The red wire will read 12 + volts (same as battery) but that voltage is coming from the ignition key switch. I suspect that this red wire is the wire that is supposed to carry the charging voltage back to the battery.  It reads the same voltage with the engine off or on and did not respond to increased rpm.

I am willing to bet that this is the module that is bad.

Jim

On 6/11/2011 3:04 PM, Kevin Rutland wrote:

Jim

 

That is a spare connector. at the front end.  Just tie it out of the way.,

 

I'm outside working on Dean's Trike, with the same charging problem.

 

The Regulator is located behind the left engine panel - two bolts to remove and them pull sharply downwards to release the panel.  Check the connectors on the regulator.  I'm about to check output voltages.

 

I'll continue faultfinding and get back to you.

 

Kevin

 

Saturday 11th June 2011

Kevin,

The unending saga of trying to get this beast to run and handle properly. I now have 62 miles on the trike and yes, you can post this.

Since I am new to riding something like this, I was not sure what to expect. At all speeds I get a vibration through the whole bike and could not figure out what was causing it. By the time you are at 35 MPH the vibration is very noticeable and with other control issues, it is hard to figure out what is going on. I took the trike up to an auto repair shop and had them balance all three wheels. One wheel did not have any weights and needed a small weight. Another wheel had a weight but it was totally loose. This did not solve the problems that I am having.

1) I jacked up the rear of the trike and started the engine in gear so that the back wheel would rotate. I used a fixed post to move close to the left side of the tire from the rear and it had a variation in distance from the fixed post to the tire wall of about 1/32 inch when the tire rotated. I then moved it to the right side and the variation was closer to 1/8 inch. Next, I put the fixed post at the back of the tire and fixed the position at one of the deepest grooves in the tread so that I could see how much wobble was on the tread. This measured about 1/16 inch.

I did not think that this would cause the amount of vibration that I am getting, so I decided to check the rim for being out of round. Low and behold, when I put the fixed post at the edge of the rim, I got 3/32" of distance out of round. I think this is what is causing the vibration of the rear wheel. I neglected to mention that there is an audible hum, hum, hum not continuous, but all of the  time like a  throbbing. The fast you go, the  faster  the  throbbing noise.

My son was following me in a car and watched the wheel and he said that the fender and  license plate vibrate severely.

2) I initially adjusted the tire pressure to 40 psi and since have dropped it to 37 psi to see if there were any handling differences. The result is inconclusive.
3) I changed the setting on the back shock from the middle position to the softest position (spring not compressed as much).
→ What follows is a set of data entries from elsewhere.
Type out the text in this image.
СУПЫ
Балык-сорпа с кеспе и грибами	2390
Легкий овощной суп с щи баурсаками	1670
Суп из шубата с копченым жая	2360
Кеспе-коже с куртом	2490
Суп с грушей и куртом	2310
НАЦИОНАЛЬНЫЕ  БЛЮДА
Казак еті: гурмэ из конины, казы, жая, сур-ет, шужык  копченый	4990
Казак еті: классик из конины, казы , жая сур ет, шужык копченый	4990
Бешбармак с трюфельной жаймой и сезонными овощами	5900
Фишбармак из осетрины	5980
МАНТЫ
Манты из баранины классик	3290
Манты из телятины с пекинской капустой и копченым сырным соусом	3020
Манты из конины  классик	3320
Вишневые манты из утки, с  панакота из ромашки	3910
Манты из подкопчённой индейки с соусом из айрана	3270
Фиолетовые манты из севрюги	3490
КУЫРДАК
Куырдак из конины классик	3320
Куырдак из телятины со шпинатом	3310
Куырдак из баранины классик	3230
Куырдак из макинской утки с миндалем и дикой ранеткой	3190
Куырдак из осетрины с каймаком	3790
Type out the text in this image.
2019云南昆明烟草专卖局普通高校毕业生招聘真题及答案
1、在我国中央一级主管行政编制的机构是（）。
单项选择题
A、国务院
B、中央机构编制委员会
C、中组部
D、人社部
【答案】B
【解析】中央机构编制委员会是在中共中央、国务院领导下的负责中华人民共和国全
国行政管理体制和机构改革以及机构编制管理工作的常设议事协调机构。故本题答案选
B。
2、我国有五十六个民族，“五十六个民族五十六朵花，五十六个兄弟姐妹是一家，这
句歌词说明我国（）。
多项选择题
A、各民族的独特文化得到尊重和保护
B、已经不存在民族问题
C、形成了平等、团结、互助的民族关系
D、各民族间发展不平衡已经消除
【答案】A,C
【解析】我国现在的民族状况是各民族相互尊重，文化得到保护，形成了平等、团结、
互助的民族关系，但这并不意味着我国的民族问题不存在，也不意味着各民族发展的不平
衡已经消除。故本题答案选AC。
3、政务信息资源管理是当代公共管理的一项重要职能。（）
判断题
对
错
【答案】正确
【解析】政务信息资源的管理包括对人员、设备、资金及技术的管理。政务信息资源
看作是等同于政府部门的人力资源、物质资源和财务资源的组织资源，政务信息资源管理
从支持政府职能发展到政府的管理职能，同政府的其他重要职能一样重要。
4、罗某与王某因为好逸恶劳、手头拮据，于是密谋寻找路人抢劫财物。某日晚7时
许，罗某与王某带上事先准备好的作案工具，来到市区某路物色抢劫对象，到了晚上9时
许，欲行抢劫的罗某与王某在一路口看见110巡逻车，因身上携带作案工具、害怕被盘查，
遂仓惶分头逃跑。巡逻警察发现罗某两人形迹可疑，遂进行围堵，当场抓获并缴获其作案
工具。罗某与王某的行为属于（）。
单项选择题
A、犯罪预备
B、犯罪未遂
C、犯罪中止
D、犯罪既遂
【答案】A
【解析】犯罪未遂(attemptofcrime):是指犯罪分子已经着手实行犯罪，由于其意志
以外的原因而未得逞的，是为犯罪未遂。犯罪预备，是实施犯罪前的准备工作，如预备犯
This did remove the jarring in the buttocks every time you hit even a small bump.
4) There is a male electrical connector in the front that is disconnected. It consists of three wires, gray, blue and orange. The gray wire is hot at all times even with the key off. I used a multimeter and put the positive probe on the gray wire and the negative on the blue and orange alternatively. Both sets of connections show battery voltage. I have no idea where this goes as I cannot find a female connector to plug it in to.

I have no idea as to what this is for. Is it possible that this is why the battery is not charging? The voltage does not increase on this line when you rev up the engine.